In Louisiana studies, average brood size 1.8 for 9 broods 4–6 wk of age (Bell 1976), and average brood size at fledging varied from 1.5 (Matthews 1983b) to 3.1 (Helm 1982). Brood sizes observed through roadside counts in Louisiana show a decreasing trend as the young grow from <2 wk to >6 wk (Helm 1982). Surveys conducted from air boats each Aug on Lacassine NWR in se. Louisiana indicated an average production rate of 1.6 (range 0.6–2.8) immatures/adults during 1979–1992 (Lacassine NWR unpubl.).
In Costa Rica, chick survival to 2 mo (for broods averaging 2.4 young at hatch) was 37.5% for broods with no helpers (n = 8 broods) and 68% for broods with ≥1 helper (n = 15 broods). Groups that had more helpers had a higher percentage of chicks surviving to 2 mo and produced more clutches in a given period (Hunter 1986).
Proportion Of Total Females That Rear At Least One Brood To Nest-Leaving Or Independence
In Costa Rica, some adult females become nonbreeding helpers until they can find a breeding opening. Of 8 breeding groups studied in Costa Rica that succeeded in hatching eggs, only one failed to raise young to independence (Hunter 1986). No other data on marked populations.
Life Span and Survivorship
Disease and Body Parasites
Oocysts of avian Coccidia (Apicomplexa: Eimeriidae) Eimeria porphyrulae n. sp. are described in Purple Gallinule feces in Amazonian Brazil (Lainson 1994).
Causes of Mortality
Little information other than predation (see Behavior: predation, above) and human-related causes (see Conservation and management: effects of human activity, below). Harvesting fast-maturing rice before breeding cycle is complete will result in loss of young (Helm 1982).
Population Spatial Metrics
Initial Dispersal From Natal Site
Between ages of 6 and 15 mo, most young disappeared from their Costa Rican breeding pond. At least some of these individuals reappeared after long absences; no nearby suitable habitat was available (Hunter 1986).

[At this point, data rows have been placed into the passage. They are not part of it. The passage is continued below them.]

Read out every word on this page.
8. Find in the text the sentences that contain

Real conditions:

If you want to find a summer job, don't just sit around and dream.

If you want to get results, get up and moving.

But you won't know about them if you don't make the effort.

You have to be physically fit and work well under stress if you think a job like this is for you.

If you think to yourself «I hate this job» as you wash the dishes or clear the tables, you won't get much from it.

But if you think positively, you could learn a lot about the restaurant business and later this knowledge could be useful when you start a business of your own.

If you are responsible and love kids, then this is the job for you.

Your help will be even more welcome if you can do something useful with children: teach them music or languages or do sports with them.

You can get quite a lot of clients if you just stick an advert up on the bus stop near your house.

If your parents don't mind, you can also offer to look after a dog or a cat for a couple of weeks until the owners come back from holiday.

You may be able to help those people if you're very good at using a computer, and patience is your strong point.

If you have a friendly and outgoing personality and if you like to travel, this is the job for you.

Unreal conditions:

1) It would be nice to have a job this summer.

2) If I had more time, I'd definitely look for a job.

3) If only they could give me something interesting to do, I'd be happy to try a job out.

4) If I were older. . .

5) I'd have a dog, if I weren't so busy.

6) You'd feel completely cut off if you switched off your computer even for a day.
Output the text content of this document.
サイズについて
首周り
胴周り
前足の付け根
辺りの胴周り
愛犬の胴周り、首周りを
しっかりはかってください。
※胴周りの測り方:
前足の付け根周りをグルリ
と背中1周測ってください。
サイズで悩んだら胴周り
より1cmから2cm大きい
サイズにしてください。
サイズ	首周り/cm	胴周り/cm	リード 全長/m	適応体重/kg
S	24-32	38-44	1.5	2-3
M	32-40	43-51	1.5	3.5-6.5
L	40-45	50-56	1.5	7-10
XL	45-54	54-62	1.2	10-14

Fidelity To Breeding Site And Winter Home Range
One banded young and one adult returned to a n. Florida breeding site out of 20 banded individuals (RLW).
Dispersal From Breeding Site
Marked birds remain on the same territory for successive broods in Costa Rica (Hunter 1986).
See Behavior: spacing, above, for home range of breeding birds.
Relatively high nesting densities reported in rice fields of s. U.S.: 37 nests found in a 24-ha rice field near Crowley, LA, that was searched twice during breeding season (1.5 pair/ha; Helm 1982). Minimum density range from 20 to 27 adults/ha in Colombia rice fields (Mckay 1981).
Three hundred pairs Purple Gallinules reported breeding on Orange Lake (5,000 ha) and Bivin's Arm (600 ha), Alachua Co., FL (Mills 1948). Often found on smaller (20 ha) ponds where maximum report of no less than 8 pairs and downy young of 5 different sizes (hatchlings to half grown) has been typical (Mitchell Pond, Grady Co., GA; Stoddard 1978).
Holliman (1977) noted lack of information on population status and trends of Purple Gallinules, and there is still little reliable information (Helm 1994). Breeding Bird Survey (BBS) provides no useful information because insufficient numbers of Purple Gallinules are encountered by this technique, owing to combination of low population and off-road, marsh habitat.
Species has apparently increased wherever rice is cultivated, but fast-ripening rice may provide unsuitable habitat.
Severe drought and draining of favored bodies of water may be chief limiting factor (Stevenson and Anderson 1994b). No data on adult mortality.